The project forms part of President Donald Trump’s push to advance an October ceasefire between Israel and Palestinian terrorist group Hamas that has been shaken by repeated violations.
LOCAL AUTHORITIES REPORT MORE DEATHS
The Palestinian Health Ministry in Gaza said on Saturday that Israeli fire had killed three people, including two children, in two separate incidents in the northern Gaza Strip.
A statement from the Israeli military said that its troops operating in the northern Gaza Strip identified several militants “who crossed the Yellow Line, planted an explosive device in the area, and approached the troops, posing an immediate threat to them.”

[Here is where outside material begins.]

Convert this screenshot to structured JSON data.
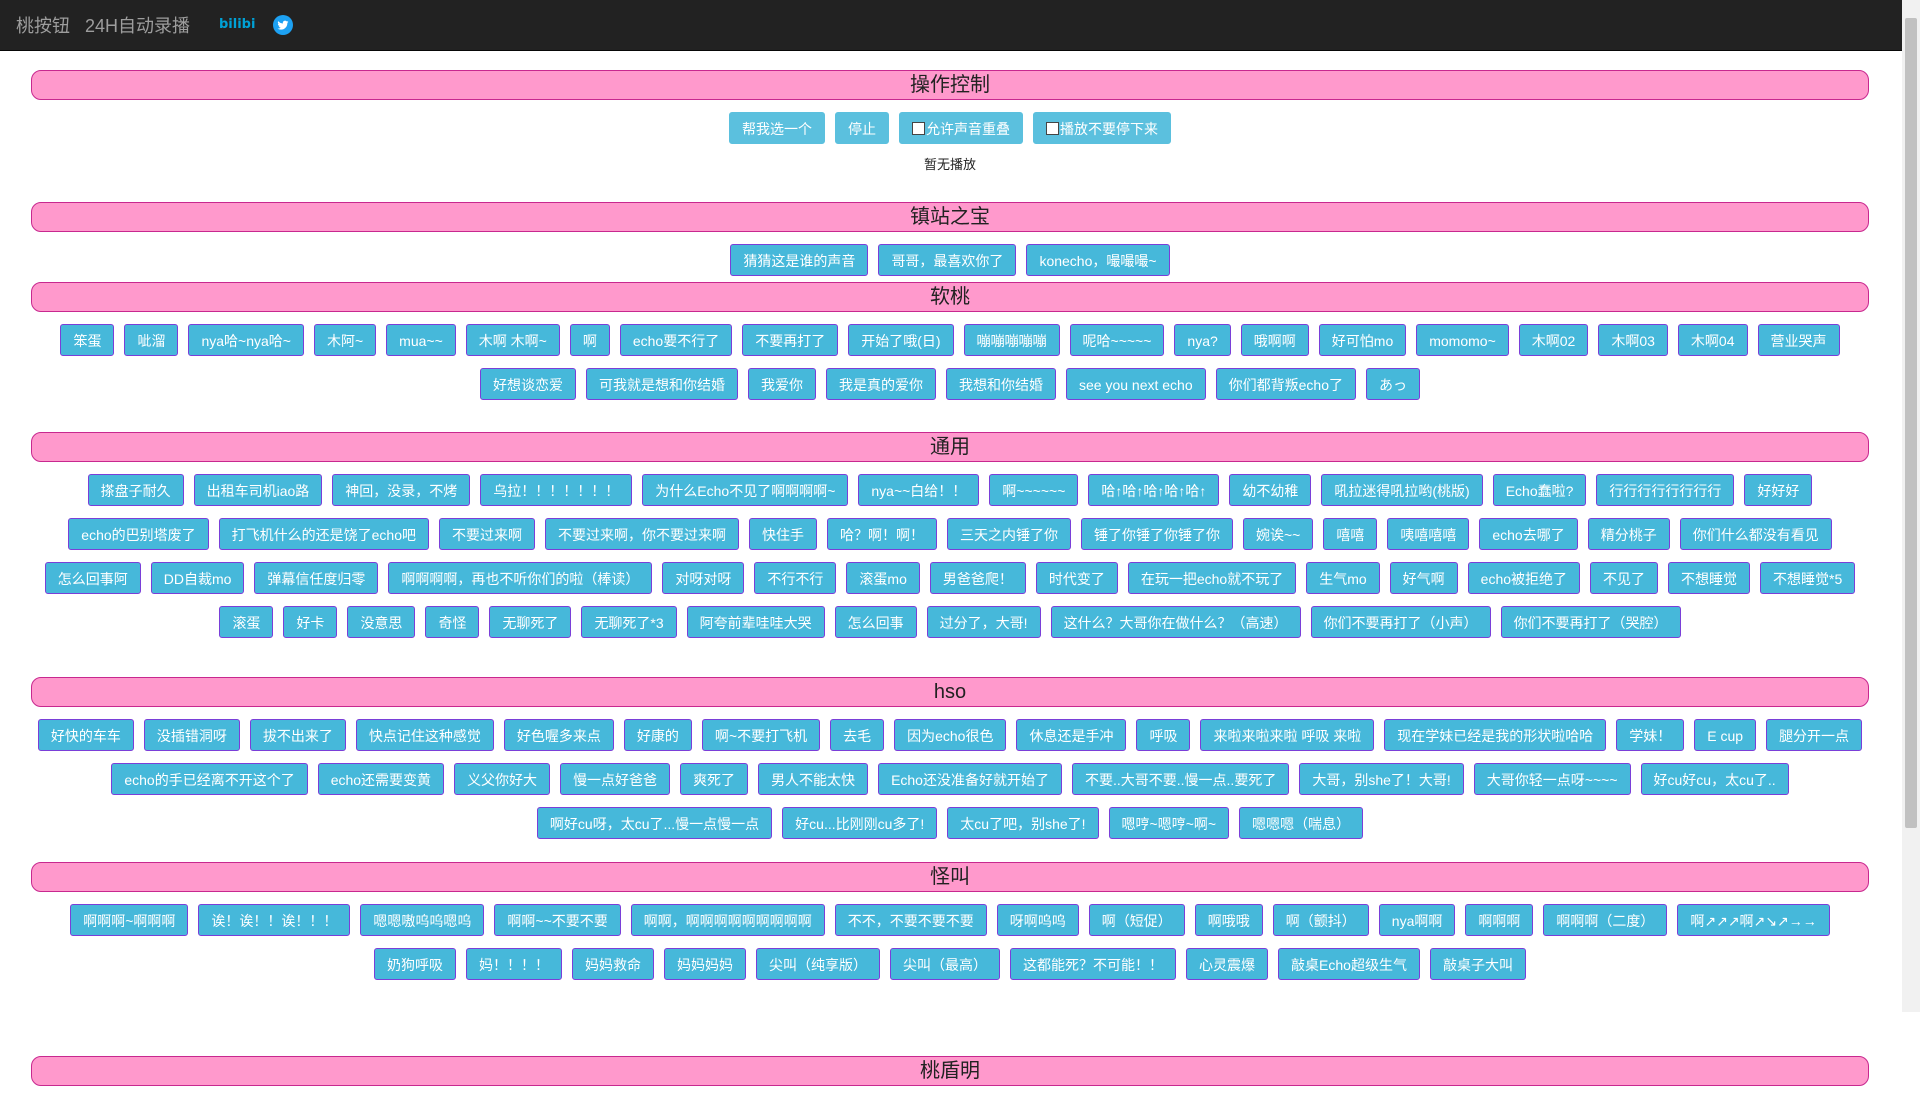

Under the ceasefire accord, Israeli troops were to retreat to a yellow line marked on military maps that runs nearly the full length of Gaza.
A source in the Israeli military told Reuters that the military was aware of only one incident on Saturday and that those involved were not children.
A spokesperson for the Israeli prime minister’s office confirmed that the meeting was planned but did not provide further details.
Earlier this month, Washington announced that the plan had now moved into the second phase, under which Israel is expected to withdraw troops further from Gaza, and Hamas is due to yield control of the territory’s administration.